Joseph McDonald, aka “Big Daddy JoJo,” of Tucson-based Sober Flow. The six-person group made up of former addicts is on hiatus right now.

It had been more than a year since Joseph McDonald performed as Big Daddy JoJo, and he wasn’t sure he was ready.

Standing on the stage at the Tohono O’odham Nation’s recent annual “Wellbriety” celebration of sobriety from addiction, he hesitated before speaking. The event program listed his performance as “Sober Flow."

McDonald, 36, explained to the audience that he is the only member of Sober Flow right now. He used to perform, as Big Daddy JoJo, as one of six musicians in the hip-hop group. All of them were former addicts who met in a 90-day residential recovery program in Tucson.

They wrote songs like “Mr. Black” about struggling with addiction to black tar heroin and performed at different local antidrug functions, after-school programs, and for recovery groups.

Counselor and hip-hop music therapist Jiandan “JD” Janet Payza founded the Sober Flow Recovery Project in 2012 when she was working at what was then called Compass Healthcare (now Pasadera).

She saw it as a way to give members an outlet and to do prevention outreach to youths in the community through the expressiveness of hip-hop music they could write themselves.

When the six members graduated from the recovery program, they continued to practice and perform with Sober Flow, which was a signal to Payza that it was making a difference.

“The key to recovery is creativity — something that moves you and is from your heart,” Payza said. “It channels all the negative energy. It was so beautiful for them to experience pleasure without getting high.”

But then one member of Sober Flow — a 20-year-old woman — killed herself. After the suicide, Payza, McDonald and other group members were shattered. Eventually, they stopped meeting.

“Everyone loved her so dearly,” Payza said. “She had just found her voice.”

McDonald, who was also grieving the recent loss of his brother to illness, began using drugs again. He didn’t want to tell his family that he’d relapsed with heroin. Overwhelmed by shame, he decided it would be better if he died.

But rather than dying, he ended up giving himself another chance and went to detox.

He’s been clean for nine months now.

So when Payza contacted him about performing at Wellbriety, he didn’t say yes right away.

Payza, now in private practice in Los Angeles, offered to drive to Tucson for the performance and to bring her sound system.

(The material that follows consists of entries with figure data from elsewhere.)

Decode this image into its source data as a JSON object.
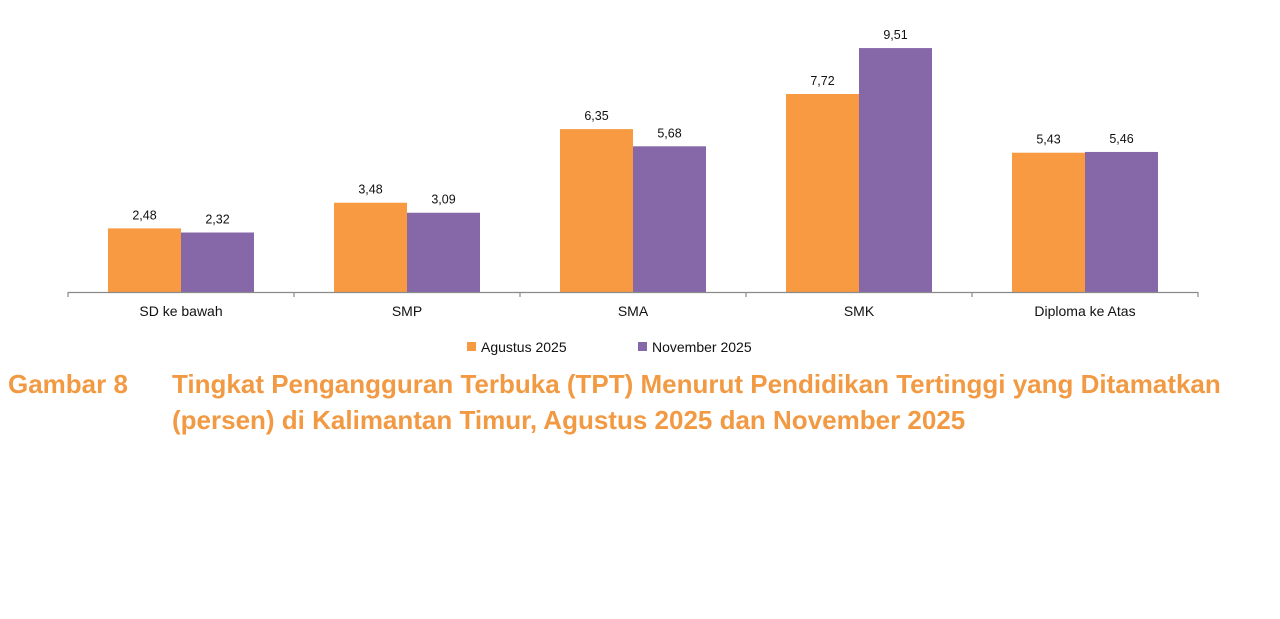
{
  "chart_data": {
    "type": "bar",
    "categories": [
      "SD ke bawah",
      "SMP",
      "SMA",
      "SMK",
      "Diploma ke Atas"
    ],
    "series": [
      {
        "name": "Agustus 2025",
        "color": "#f89a42",
        "values": [
          2.48,
          3.48,
          6.35,
          7.72,
          5.43
        ],
        "labels": [
          "2,48",
          "3,48",
          "6,35",
          "7,72",
          "5,43"
        ]
      },
      {
        "name": "November 2025",
        "color": "#8667a8",
        "values": [
          2.32,
          3.09,
          5.68,
          9.51,
          5.46
        ],
        "labels": [
          "2,32",
          "3,09",
          "5,68",
          "9,51",
          "5,46"
        ]
      }
    ],
    "ylim": [
      0,
      10
    ],
    "grid": false,
    "legend_position": "bottom"
  },
  "caption": {
    "number": "Gambar 8",
    "text": "Tingkat Pengangguran Terbuka (TPT) Menurut Pendidikan Tertinggi yang Ditamatkan (persen) di Kalimantan Timur, Agustus 2025 dan November 2025",
    "color": "#f29a43"
  }
}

She asked because she strongly believes in the power of music therapy, and also in McDonald’s abilities as a musician. She says music saves lives.

“It was hard to convince him to do it,” Payza said. “The songs they did were group songs. He was reluctant. But then he contacted me and said, ‘Oh, I am writing this sick song,’ and I knew he was going to do it.”

The crowd at Wellbriety responded to McDonald with shouts of support when he said he was sober now following a relapse. They understood. The event, officially titled “Red Road to Wellbriety,” was a party of sorts to recognize people, most of them tribal members, who had maintained sobriety, whether it was for one day or 30 years.

With Payza encouraging him in the wings, McDonald began to sing about losing everything to addiction. He sang about how he once had a healthy life and a healthy soul, but that he gave it all away. When he was done, the audience asked for an encore.

McDonald, who was born and raised in Tucson, first became addicted when he was living in Las Vegas and working at a credit agency there. He was having back problems, and a doctor prescribed him pain medication. He later moved on to heroin.

“Addiction does not discriminate,” said McDonald, who now works for a local collection agency. “It affects people with established lives and careers. It’s sad that a lot of people, because of ignorance, don’t recognize that it’s a disease. It’s not that addicts are bad people; they are sick people.”

McDonald is hoping to continue with Sober Flow, even if he’s doing it on his own. He knows the toll that drugs are taking on young people in the community and nationwide.

Records from the Pima County Forensic Science Center show that 146 people in Pima County have died from overdoses through Sept. 17 of this year — 26 of them were 30 years old and younger. McDonald says he’d like to do his part in preventing future deaths due to addiction.

“Being at Wellbriety was a good starting point for me to get back to Sober Flow,” he said. “I hope to continue and see if we can’t get it going again.”